Simon Wibberly, operations manager at &Union, chats to Malu Lambert about the importance of microbreweries in SA, and the things to keep in mind when pairing beer and food.
Tell me about the “We Love Real Beer” initiative.
It’s a communication channel dedicated to promoting a community of “real beer” lovers. Through the initiative, breweries, importers, distributors, restaurants, bars and retailers can proudly stand together to further the growth of naturally crafted beers.
What are the most important things to keep in mind when pairing beer and food?
Beer is a far more flexible companion to food than wine. The goal is to find a balance, and the keywords to keep in mind are “complement” and “contrast”.
You may want to contrast a dish that is very rich or buttery by serving it with a light, hoppier beer. Or, with a lemon-infused salmon dish, you would want to complement it with a wheat beer. The key is to experiment and challenge your perceptions and palate. And, of course, have some fun as you learn!
How about pairing sweet desserts with beer?
My ultimate experience was when I did a pairing for a group of highly esteemed, international food critics. The dish was a pineapple tarte-tartin, and the natural choice of beer was the Touro Tripel Blonde Strong Ale. The fruity bouquet of the beer and its whiskey-like malt prefectly completemented the dessert – so much so that it received a standing ovation from a 65-year-old Belgian!
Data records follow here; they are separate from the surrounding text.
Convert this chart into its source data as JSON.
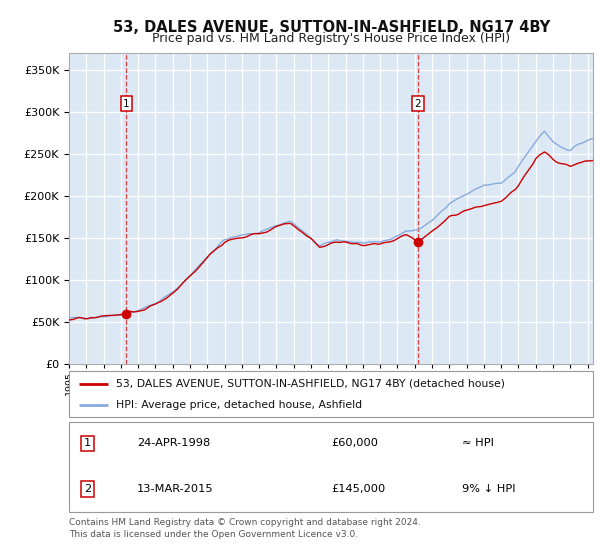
{
  "title": "53, DALES AVENUE, SUTTON-IN-ASHFIELD, NG17 4BY",
  "subtitle": "Price paid vs. HM Land Registry's House Price Index (HPI)",
  "legend_line1": "53, DALES AVENUE, SUTTON-IN-ASHFIELD, NG17 4BY (detached house)",
  "legend_line2": "HPI: Average price, detached house, Ashfield",
  "annotation1_date": "24-APR-1998",
  "annotation1_price": "£60,000",
  "annotation1_hpi": "≈ HPI",
  "annotation2_date": "13-MAR-2015",
  "annotation2_price": "£145,000",
  "annotation2_hpi": "9% ↓ HPI",
  "footer": "Contains HM Land Registry data © Crown copyright and database right 2024.\nThis data is licensed under the Open Government Licence v3.0.",
  "price_paid_color": "#cc0000",
  "hpi_color": "#88aadd",
  "sale1_date_num": 1998.31,
  "sale1_price": 60000,
  "sale2_date_num": 2015.19,
  "sale2_price": 145000,
  "vline1_date_num": 1998.31,
  "vline2_date_num": 2015.19,
  "ylim": [
    0,
    370000
  ],
  "xlim_start": 1995.0,
  "xlim_end": 2025.3,
  "plot_bg_color": "#dde8f5",
  "fig_bg_color": "#ffffff",
  "grid_color": "#ffffff",
  "title_fontsize": 10.5,
  "subtitle_fontsize": 9
}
Why are microbreweries important?
We’ve been given a very limited choice of beer for far too long. It’s time that we start asking questions. What goes into our beer? How is it made? What different beers are available? Beer is a food product made in its purest form from barley, yeast, hops and water. Industrial beer is like getting a meal from fast food outlet. It’s the brewer’s attention to recipes and ingredients that maximise the flavour, appearance and aroma of beer, and they typically do not use fillers, thickeners, preservatives or artificial flavourings.